Wednesday, February 13, 2013

No progress under National

The Salvation Army has released its sixth annual State of the Nation report on social issues [PDF], and found that New Zealand is increasingly leaving behind those at the bottom of the heap. while there are some positive signs around crime rates, there has been little or no progress on child poverty, unemployment, and housing affordability:

The report found child poverty rates were static over the last year and violent offences towards children increased by 84 per cent in the five years to July 2012.

It also showed a widening gap between achievement rates of students in low-decile schools and those in richer areas.

Between 2010 and 2011 the achievement gap between the poorest three deciles and wealthiest three deciles increased to 31.6 per cent, despite a fall in the achievement rate at the top decile schools.

Inequality was also growing between workers, with those in well- paid work and secure housing getting a pay increase while the picture for those in low-paying jobs was "less attractive".

The housing market was increasingly about the "haves" and "have nots", the Salvation Army said.

"Government's response to these difficulties has been token at best."

This isn't good enough. These are serious social problems which cause untold misery, and we need a government committed to solving them. Instead National seems to be ignoring them in the hope that they'll just go away, while they focus on handing out money to their rich mates. Its clear where their priorities lie, and its not with poor kids or New Zealand's future.

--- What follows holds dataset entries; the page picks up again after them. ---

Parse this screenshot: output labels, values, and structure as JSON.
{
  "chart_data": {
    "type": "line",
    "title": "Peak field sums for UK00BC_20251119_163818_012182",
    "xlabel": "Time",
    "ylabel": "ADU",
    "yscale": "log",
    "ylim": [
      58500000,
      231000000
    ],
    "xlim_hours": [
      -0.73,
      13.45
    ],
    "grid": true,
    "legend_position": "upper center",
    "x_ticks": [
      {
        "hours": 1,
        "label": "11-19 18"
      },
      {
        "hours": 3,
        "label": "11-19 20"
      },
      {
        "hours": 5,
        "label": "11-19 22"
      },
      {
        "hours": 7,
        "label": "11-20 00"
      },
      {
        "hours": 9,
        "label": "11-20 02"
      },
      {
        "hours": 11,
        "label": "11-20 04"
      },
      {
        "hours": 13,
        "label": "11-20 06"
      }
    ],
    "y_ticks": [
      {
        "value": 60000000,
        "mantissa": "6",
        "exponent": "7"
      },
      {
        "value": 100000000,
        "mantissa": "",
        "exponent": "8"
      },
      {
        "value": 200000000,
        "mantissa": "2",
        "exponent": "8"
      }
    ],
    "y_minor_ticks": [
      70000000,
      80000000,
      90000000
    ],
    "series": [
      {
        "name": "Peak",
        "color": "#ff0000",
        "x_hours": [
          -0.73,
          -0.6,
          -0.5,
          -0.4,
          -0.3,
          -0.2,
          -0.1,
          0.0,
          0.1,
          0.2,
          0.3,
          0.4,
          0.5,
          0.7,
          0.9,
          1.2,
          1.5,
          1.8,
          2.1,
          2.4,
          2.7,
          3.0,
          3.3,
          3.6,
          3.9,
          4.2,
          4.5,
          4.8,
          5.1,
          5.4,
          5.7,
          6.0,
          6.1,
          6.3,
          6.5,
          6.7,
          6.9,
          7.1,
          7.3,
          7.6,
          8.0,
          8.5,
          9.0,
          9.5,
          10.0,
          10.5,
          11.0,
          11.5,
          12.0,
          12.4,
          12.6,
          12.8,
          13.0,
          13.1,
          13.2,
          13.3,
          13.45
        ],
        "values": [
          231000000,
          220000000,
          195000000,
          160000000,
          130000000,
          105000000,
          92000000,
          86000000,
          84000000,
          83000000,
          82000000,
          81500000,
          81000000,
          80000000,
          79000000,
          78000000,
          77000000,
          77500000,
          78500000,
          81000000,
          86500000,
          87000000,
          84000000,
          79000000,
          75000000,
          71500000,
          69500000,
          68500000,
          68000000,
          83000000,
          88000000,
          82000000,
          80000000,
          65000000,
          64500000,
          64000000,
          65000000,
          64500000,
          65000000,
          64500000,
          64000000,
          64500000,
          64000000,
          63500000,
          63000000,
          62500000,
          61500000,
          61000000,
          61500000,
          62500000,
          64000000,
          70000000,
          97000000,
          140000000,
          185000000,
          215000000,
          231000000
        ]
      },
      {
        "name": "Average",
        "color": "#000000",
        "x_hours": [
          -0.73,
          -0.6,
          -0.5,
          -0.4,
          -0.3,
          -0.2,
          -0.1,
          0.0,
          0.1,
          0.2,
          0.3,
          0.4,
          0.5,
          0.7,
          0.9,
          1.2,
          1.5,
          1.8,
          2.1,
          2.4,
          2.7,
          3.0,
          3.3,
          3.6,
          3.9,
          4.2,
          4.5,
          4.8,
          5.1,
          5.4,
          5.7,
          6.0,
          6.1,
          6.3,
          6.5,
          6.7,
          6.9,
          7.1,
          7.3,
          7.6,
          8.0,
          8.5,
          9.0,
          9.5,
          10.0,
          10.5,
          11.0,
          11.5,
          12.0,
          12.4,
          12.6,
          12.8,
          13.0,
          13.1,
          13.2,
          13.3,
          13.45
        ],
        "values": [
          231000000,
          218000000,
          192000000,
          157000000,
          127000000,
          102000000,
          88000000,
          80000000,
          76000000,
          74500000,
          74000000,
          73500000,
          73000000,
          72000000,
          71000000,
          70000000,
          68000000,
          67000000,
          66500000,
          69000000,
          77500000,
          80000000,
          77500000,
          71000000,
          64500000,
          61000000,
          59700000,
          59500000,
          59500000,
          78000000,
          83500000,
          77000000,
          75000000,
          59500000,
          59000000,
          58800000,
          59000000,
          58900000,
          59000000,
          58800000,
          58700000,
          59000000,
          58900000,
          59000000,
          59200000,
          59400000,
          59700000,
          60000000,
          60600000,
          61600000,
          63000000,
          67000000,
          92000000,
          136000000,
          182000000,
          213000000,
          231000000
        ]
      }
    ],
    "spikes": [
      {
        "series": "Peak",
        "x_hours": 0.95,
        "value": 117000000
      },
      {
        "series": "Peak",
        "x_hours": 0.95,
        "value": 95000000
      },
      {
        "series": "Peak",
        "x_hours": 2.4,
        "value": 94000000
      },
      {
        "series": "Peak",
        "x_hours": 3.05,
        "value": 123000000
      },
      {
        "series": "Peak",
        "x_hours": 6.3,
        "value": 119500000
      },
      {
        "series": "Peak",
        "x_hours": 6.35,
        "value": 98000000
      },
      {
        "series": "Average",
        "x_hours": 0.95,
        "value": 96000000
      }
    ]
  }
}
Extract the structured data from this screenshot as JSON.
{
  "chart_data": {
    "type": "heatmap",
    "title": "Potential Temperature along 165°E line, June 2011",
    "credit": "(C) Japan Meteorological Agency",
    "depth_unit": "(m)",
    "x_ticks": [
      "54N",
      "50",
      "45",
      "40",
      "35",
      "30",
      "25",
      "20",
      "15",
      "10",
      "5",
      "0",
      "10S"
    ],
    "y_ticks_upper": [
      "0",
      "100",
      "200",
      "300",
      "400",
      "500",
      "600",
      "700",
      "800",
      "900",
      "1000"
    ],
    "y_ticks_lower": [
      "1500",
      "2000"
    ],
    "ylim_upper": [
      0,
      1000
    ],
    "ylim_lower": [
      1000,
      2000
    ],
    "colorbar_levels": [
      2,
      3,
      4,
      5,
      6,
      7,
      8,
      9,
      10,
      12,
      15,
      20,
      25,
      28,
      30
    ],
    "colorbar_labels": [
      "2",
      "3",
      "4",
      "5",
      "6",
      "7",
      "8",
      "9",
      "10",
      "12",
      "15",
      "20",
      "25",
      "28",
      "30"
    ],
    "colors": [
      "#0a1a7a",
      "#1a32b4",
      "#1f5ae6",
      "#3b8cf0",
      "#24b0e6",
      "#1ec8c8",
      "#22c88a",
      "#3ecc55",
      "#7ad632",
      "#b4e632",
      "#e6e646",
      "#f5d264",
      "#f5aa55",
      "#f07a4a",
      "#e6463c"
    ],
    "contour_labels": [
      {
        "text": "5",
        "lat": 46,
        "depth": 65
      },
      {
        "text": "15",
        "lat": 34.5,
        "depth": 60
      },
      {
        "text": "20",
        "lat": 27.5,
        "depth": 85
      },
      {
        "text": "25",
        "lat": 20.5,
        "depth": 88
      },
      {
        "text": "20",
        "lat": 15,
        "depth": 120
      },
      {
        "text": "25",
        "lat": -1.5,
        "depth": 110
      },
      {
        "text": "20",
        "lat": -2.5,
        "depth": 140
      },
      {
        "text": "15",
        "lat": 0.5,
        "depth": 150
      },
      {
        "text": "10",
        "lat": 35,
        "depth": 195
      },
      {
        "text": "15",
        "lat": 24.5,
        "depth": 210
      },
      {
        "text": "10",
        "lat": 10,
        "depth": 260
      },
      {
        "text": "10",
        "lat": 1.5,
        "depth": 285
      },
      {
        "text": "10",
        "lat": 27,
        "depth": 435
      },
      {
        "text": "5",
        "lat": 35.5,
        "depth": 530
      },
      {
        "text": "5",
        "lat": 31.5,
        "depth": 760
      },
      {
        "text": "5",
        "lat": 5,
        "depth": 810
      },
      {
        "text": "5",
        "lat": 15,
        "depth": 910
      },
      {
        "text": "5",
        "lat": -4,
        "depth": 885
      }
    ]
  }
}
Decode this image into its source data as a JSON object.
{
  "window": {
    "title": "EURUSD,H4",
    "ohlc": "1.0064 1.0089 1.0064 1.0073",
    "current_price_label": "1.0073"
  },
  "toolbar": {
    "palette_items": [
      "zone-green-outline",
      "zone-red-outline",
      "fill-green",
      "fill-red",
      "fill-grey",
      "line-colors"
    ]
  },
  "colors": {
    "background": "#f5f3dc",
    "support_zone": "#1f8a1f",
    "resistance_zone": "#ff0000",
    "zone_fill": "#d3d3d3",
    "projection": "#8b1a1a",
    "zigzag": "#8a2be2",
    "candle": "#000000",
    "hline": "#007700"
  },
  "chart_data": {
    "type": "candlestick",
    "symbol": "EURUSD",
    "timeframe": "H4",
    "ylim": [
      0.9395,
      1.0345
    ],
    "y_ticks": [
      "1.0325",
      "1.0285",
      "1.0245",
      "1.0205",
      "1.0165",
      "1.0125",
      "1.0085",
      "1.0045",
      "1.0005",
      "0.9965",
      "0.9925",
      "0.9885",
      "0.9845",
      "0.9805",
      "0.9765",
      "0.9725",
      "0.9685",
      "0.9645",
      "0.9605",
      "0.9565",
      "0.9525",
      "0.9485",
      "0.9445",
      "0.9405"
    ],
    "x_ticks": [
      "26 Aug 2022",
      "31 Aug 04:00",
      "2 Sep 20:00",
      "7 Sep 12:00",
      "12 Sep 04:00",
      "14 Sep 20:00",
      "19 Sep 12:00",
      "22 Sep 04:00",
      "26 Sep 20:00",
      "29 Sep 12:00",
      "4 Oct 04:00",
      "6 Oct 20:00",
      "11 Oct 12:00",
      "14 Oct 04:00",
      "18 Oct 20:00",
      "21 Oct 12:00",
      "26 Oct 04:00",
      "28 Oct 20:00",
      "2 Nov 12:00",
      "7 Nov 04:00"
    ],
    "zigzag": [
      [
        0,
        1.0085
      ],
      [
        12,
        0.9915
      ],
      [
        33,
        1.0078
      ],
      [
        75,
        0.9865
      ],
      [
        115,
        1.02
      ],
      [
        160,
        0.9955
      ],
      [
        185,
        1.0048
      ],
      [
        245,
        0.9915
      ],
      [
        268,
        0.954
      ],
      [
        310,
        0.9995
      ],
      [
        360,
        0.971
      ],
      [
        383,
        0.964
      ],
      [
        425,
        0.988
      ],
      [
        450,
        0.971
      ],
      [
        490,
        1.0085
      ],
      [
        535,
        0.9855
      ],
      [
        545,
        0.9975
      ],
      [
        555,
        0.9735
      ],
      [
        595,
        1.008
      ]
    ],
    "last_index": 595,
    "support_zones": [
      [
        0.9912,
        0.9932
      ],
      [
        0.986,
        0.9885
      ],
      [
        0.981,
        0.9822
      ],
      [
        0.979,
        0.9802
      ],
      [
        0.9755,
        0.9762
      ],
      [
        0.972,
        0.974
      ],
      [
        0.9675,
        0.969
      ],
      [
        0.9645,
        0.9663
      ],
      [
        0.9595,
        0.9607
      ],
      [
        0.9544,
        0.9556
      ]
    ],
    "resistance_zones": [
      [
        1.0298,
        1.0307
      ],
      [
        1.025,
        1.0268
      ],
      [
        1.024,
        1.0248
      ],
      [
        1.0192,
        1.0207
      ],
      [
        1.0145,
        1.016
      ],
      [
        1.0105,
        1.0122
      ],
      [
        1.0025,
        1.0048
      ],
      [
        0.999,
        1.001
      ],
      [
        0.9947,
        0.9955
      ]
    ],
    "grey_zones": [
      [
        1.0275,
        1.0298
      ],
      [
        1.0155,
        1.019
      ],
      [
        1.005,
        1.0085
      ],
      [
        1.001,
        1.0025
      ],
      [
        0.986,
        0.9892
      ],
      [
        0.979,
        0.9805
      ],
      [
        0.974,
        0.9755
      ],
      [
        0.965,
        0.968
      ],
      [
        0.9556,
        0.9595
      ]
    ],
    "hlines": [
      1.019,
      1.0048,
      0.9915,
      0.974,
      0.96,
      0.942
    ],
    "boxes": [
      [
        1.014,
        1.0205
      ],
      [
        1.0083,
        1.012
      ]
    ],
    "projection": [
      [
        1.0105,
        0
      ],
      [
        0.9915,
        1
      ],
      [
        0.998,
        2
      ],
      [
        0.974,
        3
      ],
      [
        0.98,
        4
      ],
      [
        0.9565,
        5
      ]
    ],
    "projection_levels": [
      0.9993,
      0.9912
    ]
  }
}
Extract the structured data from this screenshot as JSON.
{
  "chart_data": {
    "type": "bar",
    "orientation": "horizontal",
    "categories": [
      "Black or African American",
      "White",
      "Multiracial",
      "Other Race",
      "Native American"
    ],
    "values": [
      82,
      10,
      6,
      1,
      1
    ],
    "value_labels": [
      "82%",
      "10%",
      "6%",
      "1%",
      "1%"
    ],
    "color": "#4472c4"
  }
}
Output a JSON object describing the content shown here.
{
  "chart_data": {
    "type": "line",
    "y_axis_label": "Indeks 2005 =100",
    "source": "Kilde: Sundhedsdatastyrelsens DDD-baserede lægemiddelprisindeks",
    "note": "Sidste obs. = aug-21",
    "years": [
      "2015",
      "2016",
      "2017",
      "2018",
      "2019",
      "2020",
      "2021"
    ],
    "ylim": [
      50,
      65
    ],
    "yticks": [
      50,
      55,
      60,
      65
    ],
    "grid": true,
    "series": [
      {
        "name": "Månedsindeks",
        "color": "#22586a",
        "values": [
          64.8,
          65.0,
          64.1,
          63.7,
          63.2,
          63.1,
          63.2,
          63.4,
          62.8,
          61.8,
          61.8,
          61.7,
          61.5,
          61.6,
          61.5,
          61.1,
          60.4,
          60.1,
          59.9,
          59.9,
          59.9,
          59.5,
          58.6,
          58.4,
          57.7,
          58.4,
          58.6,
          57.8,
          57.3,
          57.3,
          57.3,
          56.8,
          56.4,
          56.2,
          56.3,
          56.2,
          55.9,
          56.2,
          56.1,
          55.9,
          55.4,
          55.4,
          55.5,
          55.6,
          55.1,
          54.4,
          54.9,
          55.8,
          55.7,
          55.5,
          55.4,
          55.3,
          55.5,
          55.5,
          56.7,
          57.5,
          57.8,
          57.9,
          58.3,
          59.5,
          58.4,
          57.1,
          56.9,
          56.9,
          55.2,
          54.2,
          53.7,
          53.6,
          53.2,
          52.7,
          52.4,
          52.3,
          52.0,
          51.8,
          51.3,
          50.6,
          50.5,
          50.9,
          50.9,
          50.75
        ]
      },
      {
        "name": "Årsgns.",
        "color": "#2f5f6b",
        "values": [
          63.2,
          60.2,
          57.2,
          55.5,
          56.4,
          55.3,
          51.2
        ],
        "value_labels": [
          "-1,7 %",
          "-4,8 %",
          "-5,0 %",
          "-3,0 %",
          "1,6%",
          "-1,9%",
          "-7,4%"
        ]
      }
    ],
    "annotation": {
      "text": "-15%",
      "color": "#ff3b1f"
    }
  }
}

Meanwhile, its also worth noting that once upon a time it was the government which reported on social statistics, via The Social Report. But that started to show bad news, so National shitcanned it. Which means that now the job is left to charities, and the government can ignore the results by labelling them "politically partisan" (i.e. about the poor). Its revolting, cynical politics which helps blind our national conversation on some of our most important challenges. But its so very, very National, isn't it?